Playpower hopes to change that. The Project Olympus social venture is developing educational computer games for children in countries such as Africa, India and South America that run on computers that cost as little as $10. The games target STEM skills–science, technology, engineering and math–and are also available on modern platforms such as PCs, smartphones and tablet computers.

Playpower is well on its way to launching several game titles and building a community of more than 500 volunteers for the global effort, explains Derek Lomas, founder and director. The company has received financial support through several grants, including a MacArthur Foundation Grant, and $50,000 from Silicon Valley-based Marvell Semiconductor to develop a STEM game for their Android tablet.

“We realized that the cost of a computer isn’t so much a barrier to computer-generated-learning as the lack of software,” says Lomas. “We’re looking to combine academic research with grant funding to create software titles that we can release on these really low-cost platforms.”
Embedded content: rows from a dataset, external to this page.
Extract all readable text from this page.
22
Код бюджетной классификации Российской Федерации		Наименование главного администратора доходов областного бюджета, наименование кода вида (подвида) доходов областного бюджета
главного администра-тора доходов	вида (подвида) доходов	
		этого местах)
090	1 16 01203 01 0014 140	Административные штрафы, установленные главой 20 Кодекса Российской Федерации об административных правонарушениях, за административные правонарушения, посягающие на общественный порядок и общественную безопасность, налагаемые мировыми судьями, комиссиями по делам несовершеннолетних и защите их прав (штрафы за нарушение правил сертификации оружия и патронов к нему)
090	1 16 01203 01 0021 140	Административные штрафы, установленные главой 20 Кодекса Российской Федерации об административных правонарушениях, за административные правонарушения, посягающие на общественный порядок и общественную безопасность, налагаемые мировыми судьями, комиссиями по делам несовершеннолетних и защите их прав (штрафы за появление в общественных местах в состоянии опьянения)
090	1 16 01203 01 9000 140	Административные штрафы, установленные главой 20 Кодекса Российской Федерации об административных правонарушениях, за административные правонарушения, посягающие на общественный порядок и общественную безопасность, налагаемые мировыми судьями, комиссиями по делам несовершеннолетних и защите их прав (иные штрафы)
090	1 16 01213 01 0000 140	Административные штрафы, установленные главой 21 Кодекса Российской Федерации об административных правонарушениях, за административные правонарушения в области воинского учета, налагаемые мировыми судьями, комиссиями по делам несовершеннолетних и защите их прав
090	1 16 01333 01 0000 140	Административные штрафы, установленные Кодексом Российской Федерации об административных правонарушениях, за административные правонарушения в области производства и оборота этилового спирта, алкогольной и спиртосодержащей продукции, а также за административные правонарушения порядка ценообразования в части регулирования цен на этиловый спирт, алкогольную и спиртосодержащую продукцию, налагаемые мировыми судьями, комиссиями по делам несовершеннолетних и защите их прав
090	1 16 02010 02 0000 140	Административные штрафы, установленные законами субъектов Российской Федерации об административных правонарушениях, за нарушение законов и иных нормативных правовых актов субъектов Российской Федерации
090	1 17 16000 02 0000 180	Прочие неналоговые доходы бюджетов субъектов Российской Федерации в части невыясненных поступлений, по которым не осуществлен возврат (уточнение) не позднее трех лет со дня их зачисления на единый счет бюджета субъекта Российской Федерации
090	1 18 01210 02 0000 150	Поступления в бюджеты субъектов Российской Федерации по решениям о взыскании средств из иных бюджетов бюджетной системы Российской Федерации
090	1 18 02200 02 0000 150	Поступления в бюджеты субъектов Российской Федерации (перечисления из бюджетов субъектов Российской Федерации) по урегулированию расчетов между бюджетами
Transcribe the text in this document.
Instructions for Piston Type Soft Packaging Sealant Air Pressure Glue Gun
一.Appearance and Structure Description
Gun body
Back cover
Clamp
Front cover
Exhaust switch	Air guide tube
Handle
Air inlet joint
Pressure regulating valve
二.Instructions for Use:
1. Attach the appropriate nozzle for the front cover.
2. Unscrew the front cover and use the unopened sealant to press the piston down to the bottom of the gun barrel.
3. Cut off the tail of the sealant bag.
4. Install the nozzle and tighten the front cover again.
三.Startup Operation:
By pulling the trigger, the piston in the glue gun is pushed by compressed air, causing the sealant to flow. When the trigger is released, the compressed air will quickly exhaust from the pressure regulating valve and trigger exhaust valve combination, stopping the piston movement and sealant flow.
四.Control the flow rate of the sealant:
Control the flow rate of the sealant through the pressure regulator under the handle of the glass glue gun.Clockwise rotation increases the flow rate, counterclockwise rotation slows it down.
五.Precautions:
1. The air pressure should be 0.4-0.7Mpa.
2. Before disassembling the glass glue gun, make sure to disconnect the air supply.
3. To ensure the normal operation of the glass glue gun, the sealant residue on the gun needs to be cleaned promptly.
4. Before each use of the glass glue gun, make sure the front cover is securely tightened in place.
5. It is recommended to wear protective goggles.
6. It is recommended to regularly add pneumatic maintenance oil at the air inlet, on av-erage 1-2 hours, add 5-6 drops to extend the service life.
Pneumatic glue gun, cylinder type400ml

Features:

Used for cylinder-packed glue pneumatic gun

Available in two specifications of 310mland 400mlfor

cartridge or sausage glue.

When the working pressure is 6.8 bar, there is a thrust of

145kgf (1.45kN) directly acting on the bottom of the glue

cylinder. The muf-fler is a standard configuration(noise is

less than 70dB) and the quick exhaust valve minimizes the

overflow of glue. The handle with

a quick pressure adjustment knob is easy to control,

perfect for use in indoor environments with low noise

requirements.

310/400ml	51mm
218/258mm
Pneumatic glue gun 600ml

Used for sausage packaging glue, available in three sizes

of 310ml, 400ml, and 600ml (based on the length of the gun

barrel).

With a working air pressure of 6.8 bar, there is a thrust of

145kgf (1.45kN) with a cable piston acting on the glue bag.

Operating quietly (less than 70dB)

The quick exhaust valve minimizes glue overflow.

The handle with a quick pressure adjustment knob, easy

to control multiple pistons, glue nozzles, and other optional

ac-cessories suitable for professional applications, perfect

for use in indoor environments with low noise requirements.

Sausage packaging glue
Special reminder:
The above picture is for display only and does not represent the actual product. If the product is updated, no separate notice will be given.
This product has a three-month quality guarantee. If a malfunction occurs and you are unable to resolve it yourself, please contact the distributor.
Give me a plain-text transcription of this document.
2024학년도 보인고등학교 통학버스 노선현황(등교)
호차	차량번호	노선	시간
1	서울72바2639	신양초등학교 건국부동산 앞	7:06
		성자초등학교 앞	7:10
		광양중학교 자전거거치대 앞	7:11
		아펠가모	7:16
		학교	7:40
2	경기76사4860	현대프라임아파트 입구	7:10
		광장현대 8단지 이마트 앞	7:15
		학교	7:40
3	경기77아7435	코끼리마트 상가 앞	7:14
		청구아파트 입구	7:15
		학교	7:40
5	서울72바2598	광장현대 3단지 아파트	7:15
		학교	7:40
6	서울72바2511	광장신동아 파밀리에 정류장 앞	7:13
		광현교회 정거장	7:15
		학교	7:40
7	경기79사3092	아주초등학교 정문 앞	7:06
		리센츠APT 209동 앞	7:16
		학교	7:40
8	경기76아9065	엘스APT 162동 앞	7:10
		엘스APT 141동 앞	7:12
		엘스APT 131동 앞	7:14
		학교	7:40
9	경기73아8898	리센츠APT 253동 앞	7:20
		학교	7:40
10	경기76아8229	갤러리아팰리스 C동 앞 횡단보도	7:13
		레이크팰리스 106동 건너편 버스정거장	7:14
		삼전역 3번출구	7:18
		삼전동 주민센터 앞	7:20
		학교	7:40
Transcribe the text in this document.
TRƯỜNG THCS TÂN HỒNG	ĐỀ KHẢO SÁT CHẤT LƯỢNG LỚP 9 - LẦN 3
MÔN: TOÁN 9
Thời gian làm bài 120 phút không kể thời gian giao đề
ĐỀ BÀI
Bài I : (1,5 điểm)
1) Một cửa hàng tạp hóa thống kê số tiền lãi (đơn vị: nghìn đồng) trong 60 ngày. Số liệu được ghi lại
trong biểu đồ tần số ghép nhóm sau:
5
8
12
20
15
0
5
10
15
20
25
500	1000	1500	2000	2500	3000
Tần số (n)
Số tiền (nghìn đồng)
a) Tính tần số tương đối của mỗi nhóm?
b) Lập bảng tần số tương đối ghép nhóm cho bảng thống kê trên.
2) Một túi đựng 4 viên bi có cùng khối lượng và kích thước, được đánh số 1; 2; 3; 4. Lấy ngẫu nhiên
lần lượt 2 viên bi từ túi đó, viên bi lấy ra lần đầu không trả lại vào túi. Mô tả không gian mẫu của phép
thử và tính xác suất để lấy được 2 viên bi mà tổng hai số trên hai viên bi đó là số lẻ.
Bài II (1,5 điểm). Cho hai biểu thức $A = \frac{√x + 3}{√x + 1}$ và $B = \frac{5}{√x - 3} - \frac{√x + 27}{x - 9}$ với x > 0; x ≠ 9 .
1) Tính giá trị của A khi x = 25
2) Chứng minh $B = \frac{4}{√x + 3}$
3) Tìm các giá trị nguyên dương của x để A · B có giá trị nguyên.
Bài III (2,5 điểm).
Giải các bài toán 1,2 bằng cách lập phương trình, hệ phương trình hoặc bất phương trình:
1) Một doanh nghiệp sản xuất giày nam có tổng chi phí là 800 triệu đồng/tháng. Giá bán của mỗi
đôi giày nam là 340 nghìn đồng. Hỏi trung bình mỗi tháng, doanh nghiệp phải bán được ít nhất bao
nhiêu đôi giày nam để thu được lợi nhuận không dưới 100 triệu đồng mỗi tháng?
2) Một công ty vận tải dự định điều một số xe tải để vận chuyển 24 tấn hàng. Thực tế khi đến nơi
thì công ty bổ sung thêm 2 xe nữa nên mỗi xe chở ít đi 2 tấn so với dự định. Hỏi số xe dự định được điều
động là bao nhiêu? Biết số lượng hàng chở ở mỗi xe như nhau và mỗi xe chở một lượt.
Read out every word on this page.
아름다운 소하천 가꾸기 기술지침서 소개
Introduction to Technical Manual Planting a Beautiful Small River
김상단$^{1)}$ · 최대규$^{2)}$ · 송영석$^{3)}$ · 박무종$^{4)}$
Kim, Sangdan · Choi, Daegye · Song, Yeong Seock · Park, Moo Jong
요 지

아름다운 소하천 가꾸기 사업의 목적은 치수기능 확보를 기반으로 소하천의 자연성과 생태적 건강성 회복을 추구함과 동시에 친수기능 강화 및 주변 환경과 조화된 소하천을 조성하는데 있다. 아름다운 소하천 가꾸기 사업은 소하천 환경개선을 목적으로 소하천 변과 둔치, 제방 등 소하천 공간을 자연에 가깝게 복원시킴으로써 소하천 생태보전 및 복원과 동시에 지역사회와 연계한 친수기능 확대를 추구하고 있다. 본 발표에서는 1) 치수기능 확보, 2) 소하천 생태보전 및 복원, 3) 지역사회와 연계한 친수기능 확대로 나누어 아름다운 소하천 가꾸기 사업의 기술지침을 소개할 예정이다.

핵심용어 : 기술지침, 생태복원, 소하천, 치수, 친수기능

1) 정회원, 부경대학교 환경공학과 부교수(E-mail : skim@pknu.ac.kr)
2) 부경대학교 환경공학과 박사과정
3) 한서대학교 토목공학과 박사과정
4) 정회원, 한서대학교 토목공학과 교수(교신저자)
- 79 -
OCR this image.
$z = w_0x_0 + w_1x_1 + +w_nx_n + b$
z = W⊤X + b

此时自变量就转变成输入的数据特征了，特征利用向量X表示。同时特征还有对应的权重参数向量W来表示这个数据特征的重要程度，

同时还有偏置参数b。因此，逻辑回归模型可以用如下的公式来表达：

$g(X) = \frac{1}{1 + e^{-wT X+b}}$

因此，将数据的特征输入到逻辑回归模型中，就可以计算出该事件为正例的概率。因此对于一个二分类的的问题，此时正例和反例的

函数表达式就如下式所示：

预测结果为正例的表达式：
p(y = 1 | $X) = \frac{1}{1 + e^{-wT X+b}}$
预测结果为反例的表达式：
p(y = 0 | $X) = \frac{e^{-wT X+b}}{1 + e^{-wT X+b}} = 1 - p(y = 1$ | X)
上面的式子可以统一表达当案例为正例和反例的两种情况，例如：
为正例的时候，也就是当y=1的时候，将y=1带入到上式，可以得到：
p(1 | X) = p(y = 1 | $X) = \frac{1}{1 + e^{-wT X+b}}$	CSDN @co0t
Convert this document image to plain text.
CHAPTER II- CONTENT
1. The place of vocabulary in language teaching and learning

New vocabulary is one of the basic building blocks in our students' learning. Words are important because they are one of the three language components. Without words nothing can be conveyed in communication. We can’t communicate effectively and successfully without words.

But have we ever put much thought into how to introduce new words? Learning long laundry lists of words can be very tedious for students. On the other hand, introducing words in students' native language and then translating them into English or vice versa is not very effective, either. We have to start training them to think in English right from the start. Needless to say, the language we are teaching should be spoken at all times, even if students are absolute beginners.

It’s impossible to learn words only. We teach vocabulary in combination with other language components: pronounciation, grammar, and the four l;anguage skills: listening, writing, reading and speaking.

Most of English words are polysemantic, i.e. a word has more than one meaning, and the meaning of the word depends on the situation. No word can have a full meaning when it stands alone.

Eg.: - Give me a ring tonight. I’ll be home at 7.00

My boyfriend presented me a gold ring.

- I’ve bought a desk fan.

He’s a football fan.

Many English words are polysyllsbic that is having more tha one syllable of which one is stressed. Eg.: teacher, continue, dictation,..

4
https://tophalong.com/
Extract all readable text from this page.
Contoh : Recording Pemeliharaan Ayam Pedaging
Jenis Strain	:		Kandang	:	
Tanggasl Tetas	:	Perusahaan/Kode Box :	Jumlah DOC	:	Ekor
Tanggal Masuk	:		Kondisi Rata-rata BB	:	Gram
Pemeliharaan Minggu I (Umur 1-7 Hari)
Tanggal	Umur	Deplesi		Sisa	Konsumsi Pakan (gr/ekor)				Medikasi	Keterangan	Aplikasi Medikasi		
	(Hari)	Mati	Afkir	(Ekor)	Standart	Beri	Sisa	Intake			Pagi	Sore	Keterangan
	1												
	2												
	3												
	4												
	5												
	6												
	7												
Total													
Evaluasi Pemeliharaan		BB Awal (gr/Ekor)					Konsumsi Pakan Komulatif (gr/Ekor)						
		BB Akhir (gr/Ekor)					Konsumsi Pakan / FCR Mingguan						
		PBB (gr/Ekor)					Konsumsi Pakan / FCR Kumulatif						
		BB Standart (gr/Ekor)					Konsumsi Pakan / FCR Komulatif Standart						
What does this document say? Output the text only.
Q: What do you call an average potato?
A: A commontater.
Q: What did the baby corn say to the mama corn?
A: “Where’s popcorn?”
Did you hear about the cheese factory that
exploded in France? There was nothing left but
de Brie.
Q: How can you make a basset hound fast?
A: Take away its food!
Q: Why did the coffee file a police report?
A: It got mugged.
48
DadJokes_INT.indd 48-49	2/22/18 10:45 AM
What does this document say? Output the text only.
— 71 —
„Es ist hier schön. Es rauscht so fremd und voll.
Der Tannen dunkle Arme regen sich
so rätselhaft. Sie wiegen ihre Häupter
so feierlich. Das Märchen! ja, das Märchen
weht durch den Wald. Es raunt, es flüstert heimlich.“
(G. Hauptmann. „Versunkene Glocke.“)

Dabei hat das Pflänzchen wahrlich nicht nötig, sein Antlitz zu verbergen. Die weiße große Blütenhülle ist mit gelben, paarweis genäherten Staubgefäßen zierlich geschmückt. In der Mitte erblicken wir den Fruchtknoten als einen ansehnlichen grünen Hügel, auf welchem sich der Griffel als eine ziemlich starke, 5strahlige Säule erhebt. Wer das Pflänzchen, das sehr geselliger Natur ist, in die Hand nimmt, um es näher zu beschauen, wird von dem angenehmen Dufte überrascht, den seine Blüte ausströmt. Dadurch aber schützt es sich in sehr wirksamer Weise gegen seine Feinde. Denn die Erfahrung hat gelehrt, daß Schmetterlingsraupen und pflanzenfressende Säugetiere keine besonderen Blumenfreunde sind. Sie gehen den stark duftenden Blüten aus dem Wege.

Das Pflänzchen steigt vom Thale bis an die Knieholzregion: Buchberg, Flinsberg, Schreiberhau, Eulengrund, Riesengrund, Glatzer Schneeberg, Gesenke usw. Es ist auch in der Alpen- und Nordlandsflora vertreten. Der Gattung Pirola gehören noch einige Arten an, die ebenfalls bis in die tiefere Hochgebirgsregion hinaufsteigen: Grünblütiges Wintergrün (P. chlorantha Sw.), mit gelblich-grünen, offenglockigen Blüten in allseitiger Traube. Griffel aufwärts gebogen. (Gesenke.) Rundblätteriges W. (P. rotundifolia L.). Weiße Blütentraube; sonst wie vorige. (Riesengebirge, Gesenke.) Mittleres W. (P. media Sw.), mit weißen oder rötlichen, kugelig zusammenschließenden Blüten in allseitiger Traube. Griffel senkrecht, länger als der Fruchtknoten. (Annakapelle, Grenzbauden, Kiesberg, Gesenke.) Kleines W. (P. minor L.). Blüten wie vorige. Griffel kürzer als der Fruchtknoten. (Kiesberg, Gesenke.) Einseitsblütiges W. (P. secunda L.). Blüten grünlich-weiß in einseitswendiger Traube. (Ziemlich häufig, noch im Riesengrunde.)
Lomas believes providing the games through an open-source and nonprofit model would help to support the distribution of games to those who can’t afford them.  Playpower is also a way to slip into the more competitive and profitable gaming space for higher computing platforms, he adds, especially the school market and games that address STEM learning. The company is based at Carnegie Mellon but includes team members in India, NYU, MIT and San Diego.

“We’re looking at education as a really global issue that isn’t currently being addressed,” he says. “There are a lot of issues still to be worked out, but there’s a lot of support to do this in Pittsburgh.”